Wisconsin middle school charges three boys with sexual harassment for using 'wrong' pronouns
A Wisconsin middle school is charging three boys with sexual harassment for calling a classmate the "incorrect pronouns."
The Wisconsin Institute for Law & Liberty (WILL) wrote a letter to Kiel Area School District administrators urging them to drop the Title IX complaint and investigation against the eighth graders.
The complaint in March began after the boys used a biologically correct pronoun when speaking about a classmate rather than using "they/them," the pronouns the student prefers.
"I received a phone call from the principal over at the elementary school, forewarning me; letting me know that I was going to be receiving an email with sexual harassment allegations against my son," Rosemary Rabidoux, a parent of one of the boys, told Fox 11.

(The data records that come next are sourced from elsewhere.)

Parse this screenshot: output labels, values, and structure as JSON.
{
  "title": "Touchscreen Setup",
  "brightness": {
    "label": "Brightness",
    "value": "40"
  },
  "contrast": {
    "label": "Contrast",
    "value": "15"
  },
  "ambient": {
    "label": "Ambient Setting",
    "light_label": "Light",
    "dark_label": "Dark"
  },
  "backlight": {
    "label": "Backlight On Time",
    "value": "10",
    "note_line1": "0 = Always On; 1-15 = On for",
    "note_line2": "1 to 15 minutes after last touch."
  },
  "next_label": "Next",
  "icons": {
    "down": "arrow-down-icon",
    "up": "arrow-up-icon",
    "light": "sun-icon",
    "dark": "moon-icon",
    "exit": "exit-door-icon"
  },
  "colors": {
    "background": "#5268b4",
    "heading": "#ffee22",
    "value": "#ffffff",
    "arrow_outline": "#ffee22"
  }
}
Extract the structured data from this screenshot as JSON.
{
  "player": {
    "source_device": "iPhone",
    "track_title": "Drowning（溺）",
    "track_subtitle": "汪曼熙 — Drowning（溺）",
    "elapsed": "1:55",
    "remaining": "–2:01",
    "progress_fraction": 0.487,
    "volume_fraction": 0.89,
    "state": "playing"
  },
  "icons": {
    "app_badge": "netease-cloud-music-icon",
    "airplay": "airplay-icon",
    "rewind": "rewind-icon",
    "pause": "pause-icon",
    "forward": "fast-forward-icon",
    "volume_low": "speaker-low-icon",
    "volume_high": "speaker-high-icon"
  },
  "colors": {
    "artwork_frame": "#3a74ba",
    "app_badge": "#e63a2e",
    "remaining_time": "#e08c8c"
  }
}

"I immediately went into shock. I’m thinking, sexual harassment? That’s rape, that’s inappropriate touching, that’s incest," she said. "What has my son done?"
The principal told Rabidoux her son is facing sexual harassment charges for not using proper pronouns.
"I thought it wasn’t real. I thought this has got to be a gag, a joke – one has nothing to do with the other," she said.
Using biologically correct pronouns does not constitute as sexual harassment under Title IX and is protected by the First Amendment, WILL stated.
District superintendent Brad Ebert defended the school in a statement to ABC 2.
"The KASD prohibits all forms of bullying and harassment in accordance with all laws, including Title IX, and will continue to support ALL students regardless of race, color, religion, national origin, ancestry, creed, pregnancy, marital status, parental status, sexual orientation, sex (including transgender status, change of sex or gender identity), or physical, mental, emotional or learning disability ('Protected Classes') in any of its student programs and activities; this is consistent with school board policy. We do not comment on any student matters," he said.
WILL observed that the district's position seams to be that as soon as a student announces new pronouns, any subsequent "mispronouning" is classified as punishable sexual harassment in violation fo Title IX, which is meant to protect people from sex-based discrimination.
"School administrators can’t force minor students to comply with their preferred mode of speaking. And they certainly shouldn’t be slapping eighth graders with Title IX investigations for what amounts to protected speech," WILL Deputy Counsel Luke Berg said. "This is a terrible precedent to set, with enormous ramifications."